Thermal coal prices drop to $100 level
The cost of thermal coal in Asia, the biggest consumer of the commodity used to firepower stations, is flirting with the key $100 a tonne level for the first time in 18 months as supply continues to flood the market, Financial Times reports.
US thermal coal producers have been shipping unusually high amounts of the commodity into the Asia-Pacific and Atlantic markets as domestic consumption has fallen due to increased competition from cheaper US natural gas.
“Demand isn’t that bad. It’s more of a supply story,” said Hayden Atkins, commodities analyst at Macquarie Securities in London.
The cost of the commodity in Rotterdam, the European benchmark, was at $93 a tonne, its lowest since September 2010, while at the Australian port of Newcastle, the Asian benchmark, was at $100.50, the lowest since October 2010.
The recent annual contract agreement between Xstrata and Japanese utility companies for thermal coal at $115.20 a tonne for the year starting April 1 seemed to put a floor on the market temporarily. However, the price declines have accelerated over the past few days. “What could be happening now is a fire sale by someone willing to sell excess stocks at any price,” Mr Atkins said.

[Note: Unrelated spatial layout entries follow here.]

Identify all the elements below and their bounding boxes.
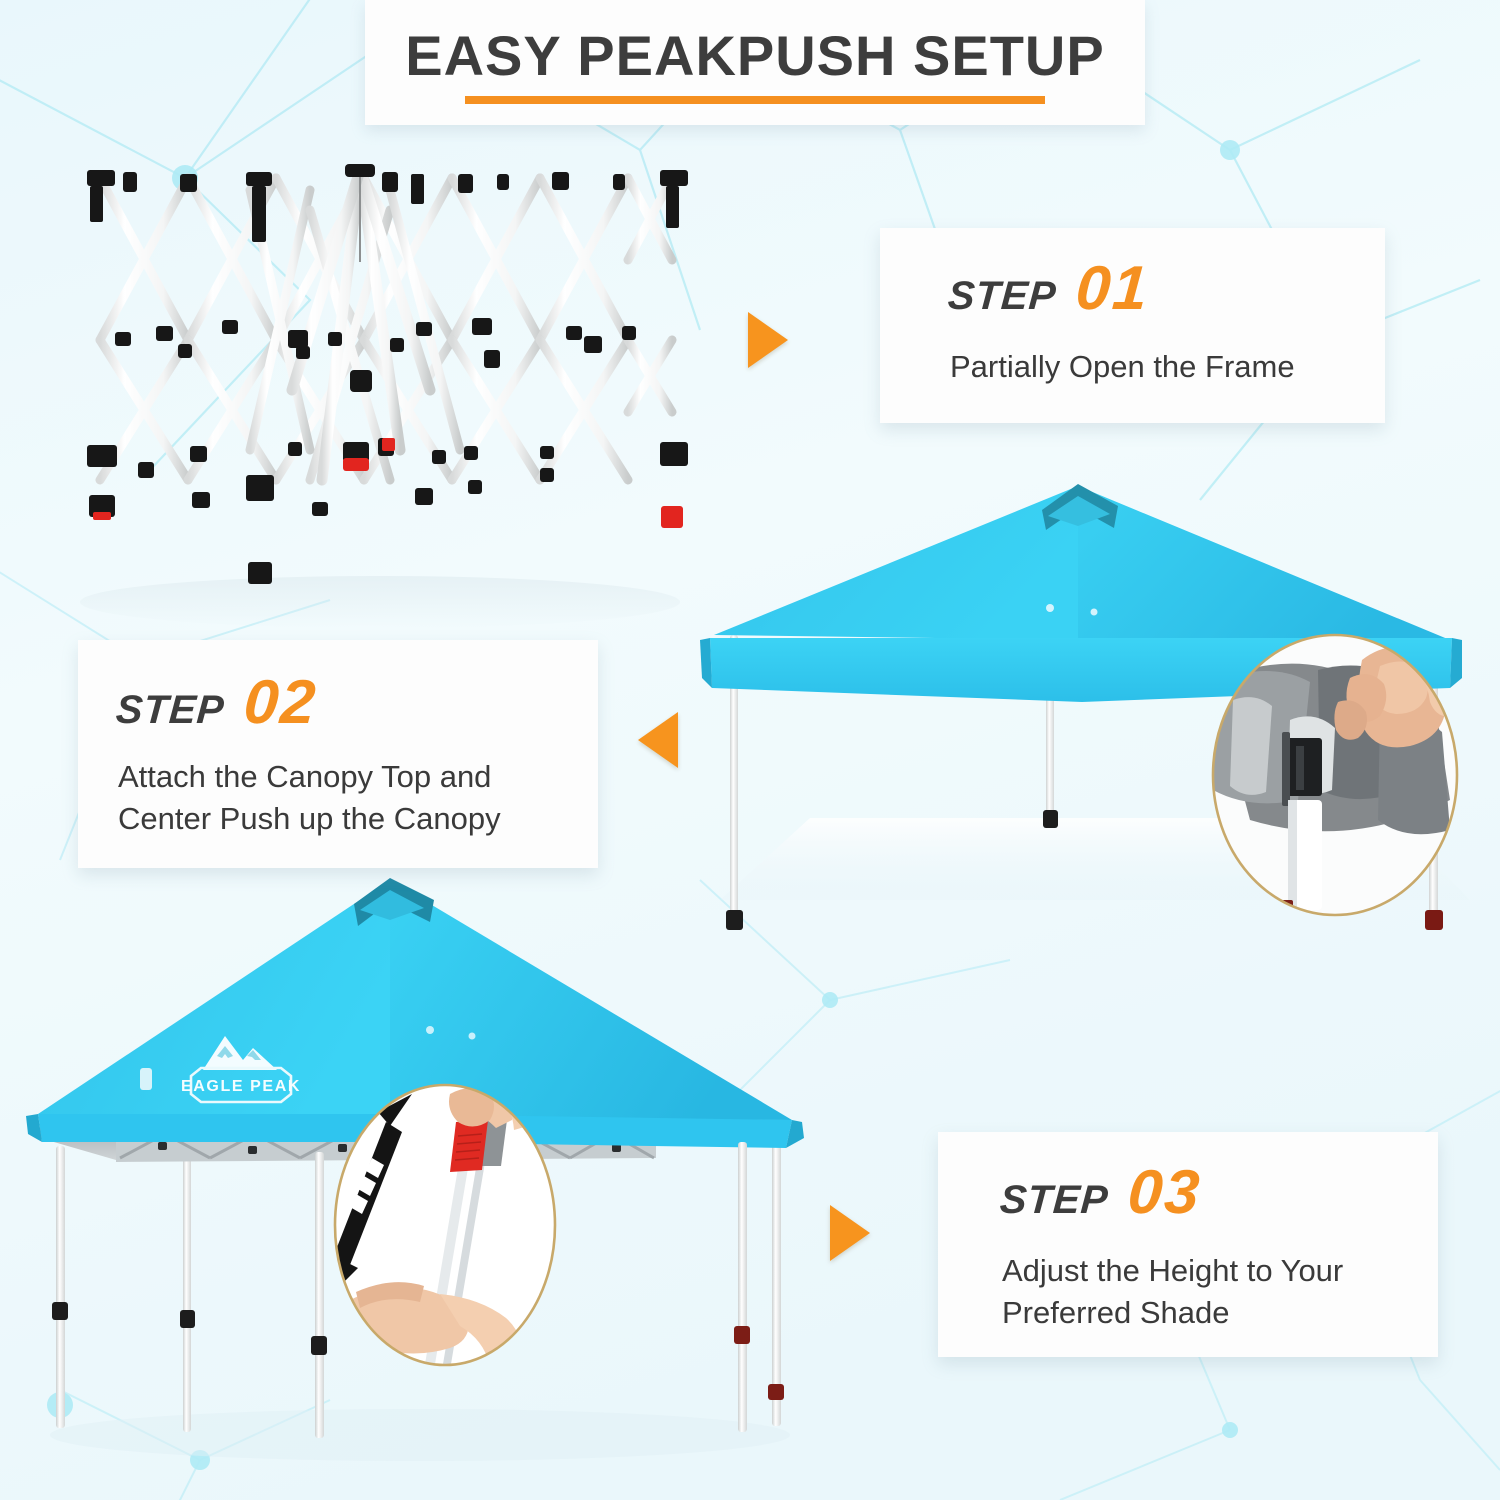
page-title-card: EASY PEAKPUSH SETUP — [365, 0, 1145, 125]
step-card-1: STEP 01 Partially Open the Frame — [880, 228, 1385, 423]
step-1-heading: STEP 01 — [880, 228, 1385, 320]
step-2-word: STEP — [115, 690, 226, 730]
page-title: EASY PEAKPUSH SETUP — [405, 28, 1104, 84]
step-1-number: 01 — [1074, 258, 1151, 320]
arrow-left-icon-step-2 — [638, 712, 678, 768]
brand-logo-text: EAGLE PEAK — [181, 1078, 301, 1095]
illustration-folded-canopy-frame — [60, 150, 700, 630]
illustration-full-canopy-height-adjust: EAGLE PEAK — [20, 870, 850, 1470]
step-3-description-line-2: Preferred Shade — [1002, 1292, 1438, 1334]
step-2-description-line-2: Center Push up the Canopy — [118, 798, 598, 840]
step-2-heading: STEP 02 — [78, 640, 598, 734]
title-underline — [465, 96, 1045, 104]
step-1-description: Partially Open the Frame — [880, 320, 1385, 388]
step-2-description-line-1: Attach the Canopy Top and — [118, 756, 598, 798]
step-card-3: STEP 03 Adjust the Height to Your Prefer… — [938, 1132, 1438, 1357]
arrow-right-icon-step-3 — [830, 1205, 870, 1261]
step-1-word: STEP — [947, 276, 1058, 316]
red-push-button — [450, 1120, 507, 1172]
step-3-number: 03 — [1126, 1162, 1203, 1224]
step-2-description: Attach the Canopy Top and Center Push up… — [78, 734, 598, 840]
arrow-right-icon-step-1 — [748, 312, 788, 368]
step-card-2: STEP 02 Attach the Canopy Top and Center… — [78, 640, 598, 868]
step-3-heading: STEP 03 — [938, 1132, 1438, 1224]
step-2-number: 02 — [242, 672, 319, 734]
infographic-stage: EAGLE PEAK — [0, 0, 1500, 1500]
step-3-description-line-1: Adjust the Height to Your — [1002, 1250, 1438, 1292]
step-3-word: STEP — [999, 1180, 1110, 1220]
step-3-description: Adjust the Height to Your Preferred Shad… — [938, 1224, 1438, 1334]
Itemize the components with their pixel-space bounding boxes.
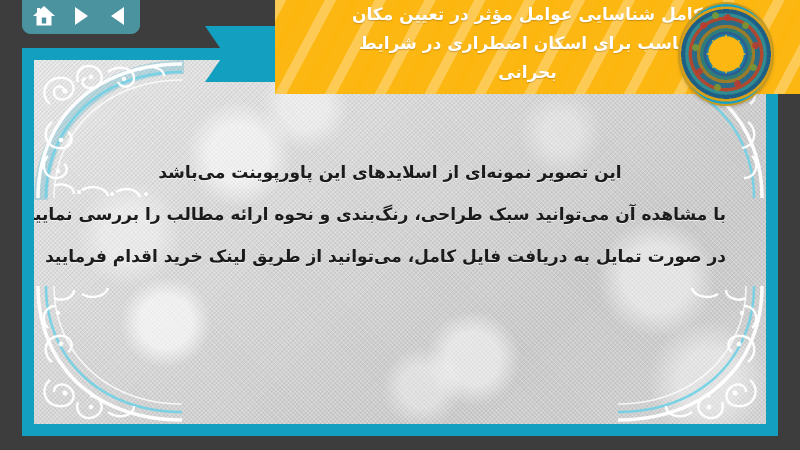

Facing lower demand in the US after natural gas prices fell to the lowest in 10 years, coal miners there have been taking advantage of low freight rates to export, creating a glut in the global seaborne coal market this year. But US miners have started to cut production, particularly in the high operating cost Appalachian basin, in the face of weak demand in order to save cash.
But Shiyang Wang, analyst at Barclays in New York, said that although production in the Appalachian basin had been cut, US coal – namely from the Illinois basin and the Powder River Basin in the centre of the country – was still being exported. “US coal supply [to global markets] has fallen only a little bit,” she said.
Despite the fall in international seaborne coal prices, analysts said domestic markets in both India and China remained stable. Chinese prices have been steady while the main Daqin railway in northern China, which carries coal to the Qinhuangdao port for shipment to the urbanised coastal areas of the country, was undergoing its annual maintenance. China overtook Japan last year as the world’s largest importer of thermal coal. India is the third largest buyer of overseas coal.
China has been a fairly active importer of coal so far this year as it took advantage of lower prices, Ms Wang said. However, import figures for the first quarter are still down 19 per cent from the fourth quarter in 2011. “Chinese demand is not as strong as last year due to the economic environment,” she said.